Celle qui a vu le jour aux Chagos a la nostalgie des mets et des boissons que la communauté ne retrouve pas à Maurice. «On faisait cuire un brède qu’on appelait lalang vache. J’en ai cherché ici. J’ai vu un brède qui ressemble un peu à ce qu’on consommait, mais celui d’ici est immangeable».
Dans le même registre, Maudea Saminaden se souvient du kalou, boisson alcoolisée fabriquée à partir de jeunes cocotiers. «Le kalou était de couleur bleue comme l’océan» raconte-t-elle.

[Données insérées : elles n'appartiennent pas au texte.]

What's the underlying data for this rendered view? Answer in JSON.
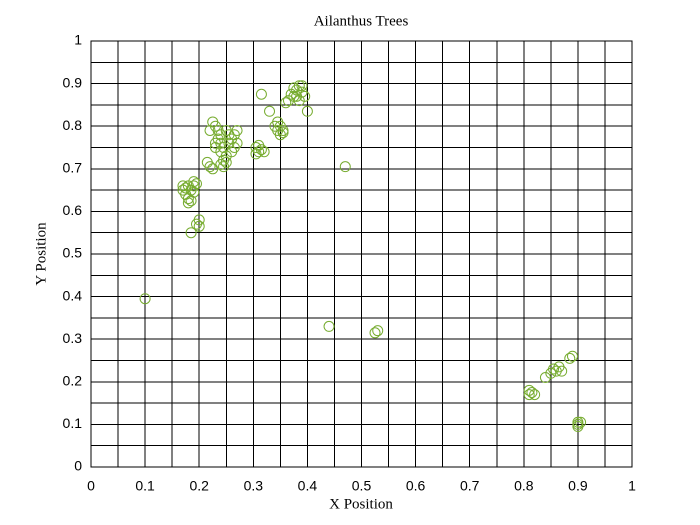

Maudea Saminaden nous entraîne dans ses souvenirs. A côté sur feu de bois, des dholl piti cuisent dans du lait de noix de coco. D’autres femmes préparent des brèdes mouroum qui seront appelés à être frits avec du piment rouge. Entre ces marmites qui bouillonnent et les enfants qui s’amusent en jouant au tina, un jeu inconnu de nombreux petits Mauriciens, il règne dans cette cour l’atmosphère d’un temps révolu, empreint de bien-être et de grande simplicité.
«Je pense que c’était ainsi qu’ils vivaient aux Chagos», explique Saradha Soobrayen, auteure mauricienne vivant en Angleterre. Cette dernière n’est pas restée insensible aux souffrances des Chagossiens. Elle a fait ce voyage pour s’inspirer de leur quotidien. «À Crawley, en Angleterre là où les Chagossiens se réunissent, les ateliers sont organisés différemment. Tout est fait à l’intérieur. Ici, ça donne un aperçu de leur communauté aux Chagos», souligne-t-elle.
À 13 heures, les plats sont prêts. Il ne reste plus qu’à les déguster. Une fois de plus, le service se fait dans la discipline et dans l’entente. C’est avec délice que chacun se délecte de son seraz accompagné de riz ou de roti cuit avec du lait de coco. Même s’ils sont loin de leurs îles, la saveur de leurs mets reste authentique et rappelle, à chaque bouchée, la simplicité de leur vie aux Chagos.